As the child of teachers with a fondness for anecdote, I know all too well what it’s like to have one’s private life become common knowledge. It was bad enough when anything I said might become fodder for my dad’s seminary classes, used to illustrate some aspect of naïve faith or instinctive questioning. Worse still was when my mom started teaching history at my own school, just as I was entering ninth grade, and my peers were regaled with stories of my childhood Oedipal yearnings (told I couldn’t marry her, I vowed to marry my sister instead—oh, how they loved hearing about that!) This was ostensibly a sidebar to a discussion of ancient Greek literature and mythology, but even then I saw it for what it was: the irresistible impulse to tell and re-tell that cute thing your kid said.
Parents have dined out on their kids’ cute sayings since the dawn of human speech. Most of the time, it comes from the right place: love, adoration, pride, maybe a little friendly competition with their fellow parents. And most of the time, it’s pretty harmless, going no further than the office next door or across the back fence—at least, that was the case for most of human history. In the age of digital media and “living our lives in public,” the stakes are somewhat higher.
A single status update or tweet can reach more people than a year’s worth of playground chats and dinner parties. The family photo album rarely if ever left the house, but candid shots of ice cream-smeared faces and kissing siblings now travel the world at the speed of light. Video clips can turn even the most intimate moments into global sensations—just think of that poor kid on his way home from the dentist … (or maybe not so poor; apparently his YouTube fame will help pay for college). Across the Web, infants and toddlers rank just behind cats in the “you gotta see this one” category.

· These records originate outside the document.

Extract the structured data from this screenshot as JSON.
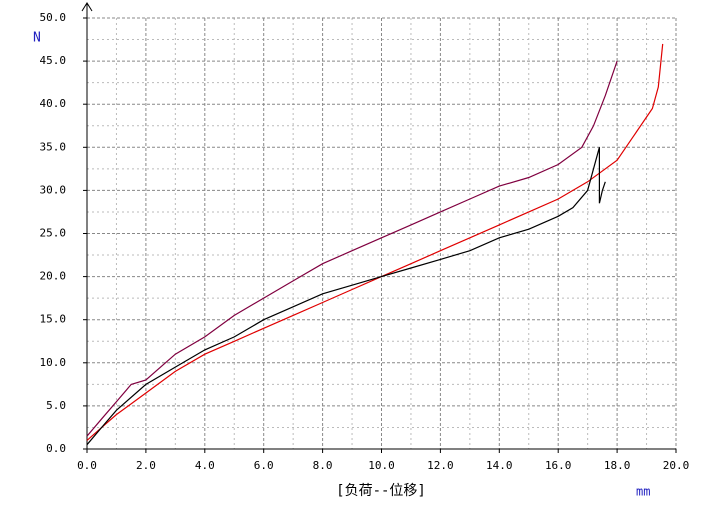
{
  "chart_data": {
    "type": "line",
    "title": "[负荷--位移]",
    "y_label": "N",
    "x_label": "mm",
    "xlim": [
      0,
      20
    ],
    "ylim": [
      0,
      50
    ],
    "grid": true,
    "xticks": [
      {
        "value": 0,
        "label": "0.0"
      },
      {
        "value": 2,
        "label": "2.0"
      },
      {
        "value": 4,
        "label": "4.0"
      },
      {
        "value": 6,
        "label": "6.0"
      },
      {
        "value": 8,
        "label": "8.0"
      },
      {
        "value": 10,
        "label": "10.0"
      },
      {
        "value": 12,
        "label": "12.0"
      },
      {
        "value": 14,
        "label": "14.0"
      },
      {
        "value": 16,
        "label": "16.0"
      },
      {
        "value": 18,
        "label": "18.0"
      },
      {
        "value": 20,
        "label": "20.0"
      }
    ],
    "yticks": [
      {
        "value": 0,
        "label": "0.0"
      },
      {
        "value": 5,
        "label": "5.0"
      },
      {
        "value": 10,
        "label": "10.0"
      },
      {
        "value": 15,
        "label": "15.0"
      },
      {
        "value": 20,
        "label": "20.0"
      },
      {
        "value": 25,
        "label": "25.0"
      },
      {
        "value": 30,
        "label": "30.0"
      },
      {
        "value": 35,
        "label": "35.0"
      },
      {
        "value": 40,
        "label": "40.0"
      },
      {
        "value": 45,
        "label": "45.0"
      },
      {
        "value": 50,
        "label": "50.0"
      }
    ],
    "xticks_minor": [
      1,
      3,
      5,
      7,
      9,
      11,
      13,
      15,
      17,
      19
    ],
    "yticks_minor": [
      2.5,
      7.5,
      12.5,
      17.5,
      22.5,
      27.5,
      32.5,
      37.5,
      42.5,
      47.5
    ],
    "series": [
      {
        "color": "#800040",
        "x": [
          0,
          0.5,
          1,
          1.5,
          2,
          2.5,
          3,
          4,
          5,
          6,
          7,
          8,
          9,
          10,
          11,
          12,
          13,
          14,
          15,
          16,
          16.8,
          17.2,
          17.6,
          18
        ],
        "values": [
          1.5,
          3.5,
          5.5,
          7.5,
          8,
          9.5,
          11,
          13,
          15.5,
          17.5,
          19.5,
          21.5,
          23,
          24.5,
          26,
          27.5,
          29,
          30.5,
          31.5,
          33,
          35,
          37.5,
          41,
          45
        ]
      },
      {
        "color": "#e00000",
        "x": [
          0,
          0.5,
          1,
          2,
          3,
          4,
          5,
          6,
          7,
          8,
          9,
          10,
          11,
          12,
          13,
          14,
          15,
          16,
          17,
          18,
          18.5,
          19,
          19.2,
          19.4,
          19.55
        ],
        "values": [
          1,
          2.5,
          4,
          6.5,
          9,
          11,
          12.5,
          14,
          15.5,
          17,
          18.5,
          20,
          21.5,
          23,
          24.5,
          26,
          27.5,
          29,
          31,
          33.5,
          36,
          38.5,
          39.5,
          42,
          47
        ]
      },
      {
        "color": "#000000",
        "x": [
          0,
          0.5,
          1,
          2,
          3,
          4,
          5,
          6,
          7,
          8,
          9,
          10,
          11,
          12,
          13,
          14,
          15,
          16,
          16.5,
          17,
          17.4,
          17.4,
          17.5,
          17.6
        ],
        "values": [
          0.5,
          2.5,
          4.5,
          7.5,
          9.5,
          11.5,
          13,
          15,
          16.5,
          18,
          19,
          20,
          21,
          22,
          23,
          24.5,
          25.5,
          27,
          28,
          30,
          35,
          28.5,
          30,
          31
        ]
      }
    ]
  }
}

Of course, it’s not always a matter of gratuitous tale-telling. PSP was founded on the willingness of its members to share personal information about their kids with a larger community, but in the context of asking for help and advice—surely a worthwhile motive. Yes, it can get pretty raw—bedwetting, tantrums, self-exploration, as often as not with the child’s name appearing right next to the parent’s. But PSP is strictly a “walled garden,” restricted from public view; as large as it’s grown, it remains a relatively safe place. Even the laziest and most craven journalists have resisted the temptation to mock our kids the way they mock our politically correct obtuseness and helicopter parenting. Still, you do have to wonder how our kids would feel if they knew just how much of their nascent personal life was being bandied about on the list.
On the list or elsewhere, it’s easy to rationalize that anyone who reads that revealing story or sees that hilarious picture either knows your child, and takes it in a gentle spirit; or doesn’t, in which case what does it matter? No parent sets out to deliberately embarrass their child—at least, I hope not—but humiliation is in the eye of the beholder (or the beholdee). Even a good-natured celebration of a child’s irrepressible spirit or an unguarded moment that shows her in an entirely positive light, can still be a violation of her trust and confidence.
The creation and curation of an online persona is central to modern life—the things you choose to reveal about yourself and your life, the pictures you’re willing to post, the details you choose to keep private. It’s both highly personal, and fundamentally public—similar to choosing your own clothes and hairstyle, but even more sensitive. Just as we wouldn’t deliberately dress our kids in ridiculous or unflattering outfits, it’s our responsibility to make sure we’re portraying them fairly, as real people, not props or caricatures. From day one, their dignity is in our hands—even, and especially, before they’re aware of it themselves. Is the image we’re revealing in their name the one they would choose for themselves? Will today’s cheap laugh resurface in a Google search five years from now, just as your child is entering a new school?
As one of those insufferable people who use photos of their kids for profile pictures, I’m hardly a purist about keeping them out of public view. I’ve posted about them on PSP, bored my social networks to death with pictures and quotes, and written about them here and elsewhere, surely not always with as much discretion as I should. Often it’s in the hope of some redeeming social purpose—expressing solidarity with other parents, helping others learn from my failures, reaching for some larger point about the nature of childhood and parenting—just as my parents’ students often did learn something valuable from the stories they heard about my sister and me. But I’m as guilty as anyone of blatant, self-indulgent cuteness-mongering.
So Bobby, Lulu, when you read this some day, please remember: your father loves you. I’m sorry for all the times I’ve embarrassed you (and the times still to come). If I’ve been too free with the details of your lives, it’s because I can’t help it—your awesomeness is just too rich to keep to myself. I throw myself on your mercy. Just remember what I told Grandma when I was little: “When you get old, I’m going to put you in the nicest nursing home in town!”